Nvidia has just made a significant announcement regarding the future of graphics in video games. As part of the announcement, the company has just revealed support for Vulkan Ray Tracing. The company rolled out a new Game Ready Driver that brings Vulkan Ray Tracing support to the masses. In addition, the company also updated its Quake II RTX version with the support of Vulkan Ray Tracing. Interested players can head to Steam to download the Quake II RTX version to test the “new industry standard”. Let's check everything we know regarding the Vulkan Ray Tracing in the latest Nvidia Game Ready Driver here.
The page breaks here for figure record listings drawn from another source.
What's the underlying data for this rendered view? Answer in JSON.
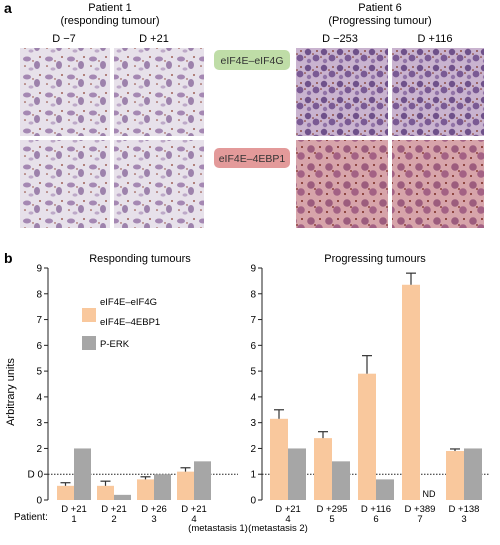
{
  "panel_a": {
    "label": "a",
    "patient1_title": "Patient 1",
    "patient1_subtitle": "(responding tumour)",
    "patient6_title": "Patient 6",
    "patient6_subtitle": "(Progressing tumour)",
    "days": [
      "D −7",
      "D +21",
      "D −253",
      "D +116"
    ],
    "badge_top": "eIF4E–eIF4G",
    "badge_bottom": "eIF4E–4EBP1",
    "colors": {
      "badge_top_bg": "#bfdda7",
      "badge_bottom_bg": "#e39a9a",
      "stain_light_bg": "#e8e2ec",
      "stain_dark_bg": "#b08fb8",
      "stain_pink_bg": "#d9a7ad"
    }
  },
  "panel_b": {
    "label": "b",
    "patient_label": "Patient:",
    "dotted_line_label": "D 0",
    "metastasis_1": "(metastasis 1)",
    "metastasis_2": "(metastasis 2)",
    "nd_label": "ND"
  },
  "chart_data": [
    {
      "type": "bar",
      "title": "Responding tumours",
      "ylabel": "Arbitrary units",
      "ylim": [
        0,
        9
      ],
      "yticks": [
        "0",
        "1",
        "2",
        "3",
        "4",
        "5",
        "6",
        "7",
        "8",
        "9"
      ],
      "categories": [
        "D +21",
        "D +21",
        "D +26",
        "D +21"
      ],
      "patients": [
        "1",
        "2",
        "3",
        "4"
      ],
      "reference_line": 1,
      "series": [
        {
          "name": "eIF4E–eIF4G / eIF4E–4EBP1",
          "color": "#f9c89d",
          "values": [
            0.55,
            0.55,
            0.8,
            1.1
          ],
          "errors": [
            0.12,
            0.18,
            0.1,
            0.15
          ]
        },
        {
          "name": "P-ERK",
          "color": "#a6a6a6",
          "values": [
            2.0,
            0.2,
            1.0,
            1.5
          ],
          "errors": [
            0,
            0,
            0,
            0
          ]
        }
      ],
      "legend": {
        "position": "top-left"
      }
    },
    {
      "type": "bar",
      "title": "Progressing tumours",
      "ylabel": "",
      "ylim": [
        0,
        9
      ],
      "yticks": [
        "0",
        "1",
        "2",
        "3",
        "4",
        "5",
        "6",
        "7",
        "8",
        "9"
      ],
      "categories": [
        "D +21",
        "D +295",
        "D +116",
        "D +389",
        "D +138"
      ],
      "patients": [
        "4",
        "5",
        "6",
        "7",
        "3"
      ],
      "reference_line": 1,
      "series": [
        {
          "name": "eIF4E–eIF4G / eIF4E–4EBP1",
          "color": "#f9c89d",
          "values": [
            3.15,
            2.4,
            4.9,
            8.35,
            1.9
          ],
          "errors": [
            0.35,
            0.25,
            0.7,
            0.45,
            0.08
          ]
        },
        {
          "name": "P-ERK",
          "color": "#a6a6a6",
          "values": [
            2.0,
            1.5,
            0.8,
            null,
            2.0
          ],
          "errors": [
            0,
            0,
            0,
            0,
            0
          ]
        }
      ]
    }
  ],
  "legend_items": [
    {
      "label": "eIF4E–eIF4G",
      "color": "#f9c89d"
    },
    {
      "label": "eIF4E–4EBP1",
      "color": ""
    },
    {
      "label": "P-ERK",
      "color": "#a6a6a6"
    }
  ]
}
Nvidia Game Ready Driver Vulkan Ray Tracing support out; details
According to the announcement, Nvidia noted that it took multiple years to develop Ray Tracing for Vulkan graphics. In fact, the company teamed up with several companies including Khronos to help the evolution of Vulkan. Nvidia outlined that it led the Vulkan Ray Tracing “subgroup” at Khronos and contributed its vendor extension design. It also “shipped the drivers for the provisional version” of Vulkan Ray Tracing for developer feedback. After all this work, the company is the first “to adopt” these Ray Tracing extensions in a working video game. Nvidia outlined that Vulkan Ray Tracing is not limited to its GeForce RTX graphics cards. Instead, it expands beyond GeForce and the Ray Tracing should work “on any compatible GPU” in the market.
The company reiterated that Quake II RTX “no longer relies on vendor-specific extensions” for Ray Tracing. Digging deeper, Nvidia also stated that Quake II RTX is “the world’s first” “fully path-traced” title in the market. For some context, patch-tracing is a ray-tracing technique that “unifies all lighting effects” in one single ray-tracing algorithm. These effects include shadows, reflections, refractions, and more.
We also got to know that Nvidia has added a “built-in benchmark” in the Quake II RTX title as part of the new update. This will help customers gauge the performance of different GPUs in the Vulkan Ray Tracing support. For some context, Quake II RTX Demo is available for free on Steam with three levels. However, one can also purchase the complete game to access all the levels. Finally, the company also rolled out updated developer tools with Vulkan Ray Tracing. This will ensure that more developers and gaming studios will add Ray Tracing support to their games in the future.